Moves to establish Arthur’s Pass National Park As motor cars and rail travel became more common, there was growing concern at the amount of damage done in the Arthur’s Pass area along roadsides, where plants were taken and shrubs destroyed. Will Kennedy, described by Mac Vincent, a Sun reporter, as “a well-known authority on alpine scenery”, showed lantern slides of the threatened area at a public meeting in the Christchurch City Council Chambers on 3 April 1928.

Soon after a committee was formed, including Kennedy to represent the Christchurch Tramping Club, to submit proposals to the government for an Arthur’s Pass National Park. All through this period Will was holding slide evenings in order to raise money for the first Carrington Hut, which was finally opened in 1929. In 1936, The C. M. C. built a hut at Arthur’s Pass and at Andy Anderson’s insistence it was called the Kennedy Hut (now Kennedy Lodge) in his honour.

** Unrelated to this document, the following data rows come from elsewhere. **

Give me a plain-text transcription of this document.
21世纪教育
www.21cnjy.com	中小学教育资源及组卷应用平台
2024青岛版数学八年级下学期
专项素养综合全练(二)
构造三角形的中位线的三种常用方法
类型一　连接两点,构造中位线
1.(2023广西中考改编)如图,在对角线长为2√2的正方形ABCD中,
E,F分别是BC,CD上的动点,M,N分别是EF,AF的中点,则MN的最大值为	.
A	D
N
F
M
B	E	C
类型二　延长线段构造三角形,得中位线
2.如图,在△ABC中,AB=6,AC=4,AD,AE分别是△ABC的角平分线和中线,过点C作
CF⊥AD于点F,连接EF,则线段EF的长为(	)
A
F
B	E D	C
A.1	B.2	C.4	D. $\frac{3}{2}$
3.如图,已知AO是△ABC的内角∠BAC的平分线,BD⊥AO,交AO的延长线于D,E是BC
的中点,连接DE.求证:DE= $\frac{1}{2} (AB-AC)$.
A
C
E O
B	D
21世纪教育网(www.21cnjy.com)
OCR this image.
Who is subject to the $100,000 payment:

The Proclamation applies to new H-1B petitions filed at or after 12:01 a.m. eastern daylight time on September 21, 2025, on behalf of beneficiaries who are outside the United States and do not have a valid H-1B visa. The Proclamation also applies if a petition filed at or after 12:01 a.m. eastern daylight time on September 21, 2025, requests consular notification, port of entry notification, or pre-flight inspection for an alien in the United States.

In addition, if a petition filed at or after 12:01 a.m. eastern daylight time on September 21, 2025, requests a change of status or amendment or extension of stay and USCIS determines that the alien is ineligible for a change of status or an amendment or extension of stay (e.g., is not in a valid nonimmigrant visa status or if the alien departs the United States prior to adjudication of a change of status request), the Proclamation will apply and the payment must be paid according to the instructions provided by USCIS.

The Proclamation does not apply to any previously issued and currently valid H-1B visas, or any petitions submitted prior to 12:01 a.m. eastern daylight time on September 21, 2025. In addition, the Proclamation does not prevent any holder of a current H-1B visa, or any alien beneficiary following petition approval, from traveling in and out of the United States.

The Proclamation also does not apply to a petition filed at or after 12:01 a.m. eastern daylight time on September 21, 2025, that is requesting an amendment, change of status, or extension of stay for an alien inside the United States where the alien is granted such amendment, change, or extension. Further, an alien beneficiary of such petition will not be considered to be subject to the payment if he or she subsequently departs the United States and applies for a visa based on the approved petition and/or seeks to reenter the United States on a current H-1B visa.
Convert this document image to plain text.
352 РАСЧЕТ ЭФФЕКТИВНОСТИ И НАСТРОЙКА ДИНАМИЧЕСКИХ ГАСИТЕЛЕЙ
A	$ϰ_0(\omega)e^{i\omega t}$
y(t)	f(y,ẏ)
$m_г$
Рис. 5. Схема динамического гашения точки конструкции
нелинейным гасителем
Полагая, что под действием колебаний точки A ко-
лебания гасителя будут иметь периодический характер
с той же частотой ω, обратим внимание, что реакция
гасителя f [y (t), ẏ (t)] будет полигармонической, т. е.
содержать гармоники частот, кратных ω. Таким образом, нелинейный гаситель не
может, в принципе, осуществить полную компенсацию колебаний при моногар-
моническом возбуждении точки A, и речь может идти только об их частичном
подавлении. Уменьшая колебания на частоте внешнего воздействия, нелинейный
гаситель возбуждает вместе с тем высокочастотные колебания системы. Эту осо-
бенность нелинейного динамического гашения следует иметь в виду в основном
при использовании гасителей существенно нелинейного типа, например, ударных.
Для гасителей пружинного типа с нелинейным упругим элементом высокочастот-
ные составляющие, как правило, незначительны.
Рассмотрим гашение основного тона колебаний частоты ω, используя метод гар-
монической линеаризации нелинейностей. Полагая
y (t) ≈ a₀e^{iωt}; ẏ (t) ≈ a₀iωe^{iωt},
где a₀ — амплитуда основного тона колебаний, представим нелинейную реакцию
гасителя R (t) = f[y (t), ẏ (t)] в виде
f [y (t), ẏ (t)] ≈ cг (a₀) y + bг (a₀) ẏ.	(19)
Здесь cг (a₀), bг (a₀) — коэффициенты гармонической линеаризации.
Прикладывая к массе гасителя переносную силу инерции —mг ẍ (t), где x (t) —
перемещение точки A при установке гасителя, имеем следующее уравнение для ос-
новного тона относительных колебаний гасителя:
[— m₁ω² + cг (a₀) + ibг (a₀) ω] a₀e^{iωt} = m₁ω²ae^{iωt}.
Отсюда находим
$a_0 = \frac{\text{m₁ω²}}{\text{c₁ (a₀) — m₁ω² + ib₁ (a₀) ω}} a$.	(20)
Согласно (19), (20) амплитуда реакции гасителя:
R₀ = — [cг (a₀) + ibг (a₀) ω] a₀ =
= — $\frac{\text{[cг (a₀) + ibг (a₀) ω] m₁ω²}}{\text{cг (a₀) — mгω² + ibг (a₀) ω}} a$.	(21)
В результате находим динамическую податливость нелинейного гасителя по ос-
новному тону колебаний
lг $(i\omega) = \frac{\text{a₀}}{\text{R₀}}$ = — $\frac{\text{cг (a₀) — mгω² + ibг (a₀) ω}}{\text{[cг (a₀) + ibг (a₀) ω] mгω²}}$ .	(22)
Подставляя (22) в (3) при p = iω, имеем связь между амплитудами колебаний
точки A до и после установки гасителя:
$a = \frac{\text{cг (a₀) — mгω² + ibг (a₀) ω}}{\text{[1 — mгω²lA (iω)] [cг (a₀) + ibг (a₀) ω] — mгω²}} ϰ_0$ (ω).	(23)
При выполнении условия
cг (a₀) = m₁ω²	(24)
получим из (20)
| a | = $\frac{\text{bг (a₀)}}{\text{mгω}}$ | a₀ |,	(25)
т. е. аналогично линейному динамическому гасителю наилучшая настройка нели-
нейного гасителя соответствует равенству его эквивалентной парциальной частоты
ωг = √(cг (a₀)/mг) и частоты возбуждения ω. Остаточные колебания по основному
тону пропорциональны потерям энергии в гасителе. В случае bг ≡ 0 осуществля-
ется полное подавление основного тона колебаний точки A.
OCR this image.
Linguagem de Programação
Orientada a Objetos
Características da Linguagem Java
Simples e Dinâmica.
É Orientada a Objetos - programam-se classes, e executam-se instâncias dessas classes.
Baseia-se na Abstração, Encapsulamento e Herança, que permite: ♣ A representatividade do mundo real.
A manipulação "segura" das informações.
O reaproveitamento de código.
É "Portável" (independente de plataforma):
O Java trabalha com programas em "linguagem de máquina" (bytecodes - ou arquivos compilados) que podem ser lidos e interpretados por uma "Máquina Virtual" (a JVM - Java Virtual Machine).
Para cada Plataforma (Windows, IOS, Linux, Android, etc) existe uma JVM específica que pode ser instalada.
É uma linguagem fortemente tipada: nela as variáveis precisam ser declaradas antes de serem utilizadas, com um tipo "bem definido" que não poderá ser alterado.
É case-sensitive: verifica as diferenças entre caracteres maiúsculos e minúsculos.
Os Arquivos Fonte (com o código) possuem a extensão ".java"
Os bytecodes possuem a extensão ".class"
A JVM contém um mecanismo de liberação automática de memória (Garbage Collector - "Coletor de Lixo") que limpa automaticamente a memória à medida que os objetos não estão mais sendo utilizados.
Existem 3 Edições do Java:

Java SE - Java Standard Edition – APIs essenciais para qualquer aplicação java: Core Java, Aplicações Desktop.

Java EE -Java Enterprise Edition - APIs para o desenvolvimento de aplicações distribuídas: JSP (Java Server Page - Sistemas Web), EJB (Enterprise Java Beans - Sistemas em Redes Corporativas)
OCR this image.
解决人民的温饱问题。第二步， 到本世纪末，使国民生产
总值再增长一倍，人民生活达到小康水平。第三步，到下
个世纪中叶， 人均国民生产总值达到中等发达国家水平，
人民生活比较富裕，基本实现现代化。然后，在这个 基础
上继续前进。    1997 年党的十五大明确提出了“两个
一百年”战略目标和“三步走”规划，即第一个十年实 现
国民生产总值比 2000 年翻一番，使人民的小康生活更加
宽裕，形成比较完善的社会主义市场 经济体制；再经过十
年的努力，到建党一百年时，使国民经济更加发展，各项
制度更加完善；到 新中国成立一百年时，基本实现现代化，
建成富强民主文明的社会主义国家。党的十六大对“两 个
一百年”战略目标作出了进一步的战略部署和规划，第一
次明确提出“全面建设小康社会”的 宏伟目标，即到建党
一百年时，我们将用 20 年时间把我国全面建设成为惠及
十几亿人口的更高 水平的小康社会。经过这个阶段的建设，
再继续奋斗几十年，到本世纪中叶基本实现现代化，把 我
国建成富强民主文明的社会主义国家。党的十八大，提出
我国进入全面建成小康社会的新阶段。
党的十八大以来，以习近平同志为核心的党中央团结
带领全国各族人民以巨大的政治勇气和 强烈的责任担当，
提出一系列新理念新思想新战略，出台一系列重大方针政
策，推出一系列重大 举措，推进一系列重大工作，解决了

Will often lamented in Jack Mitchell’s hearing how little time was left to finish all the jobs he had in hand, and this was so. In May 1939, when Will was seventy four, he gave up the hut at Arthur’s Pass that for nearly thirty years had offered warm hospitality to hundreds of friends of all ages. He retired from the C. M. C. in 1947 on account of his failing health and was then unanimously installed as Patron until his death in 1950. Ill over the last three years of his life and often in great pain, he never complained and still loved to hear the latest climbing exploits…..

After Will’s death on 12 October 1950 Andy Anderson wrote: “It will never be known how many men were inspired to go into the mountains as a result of meeting him and seeing his slides”. Those who came “under the influence of that most lovable man came to look on him as the very personification of what is best in mountaineering.”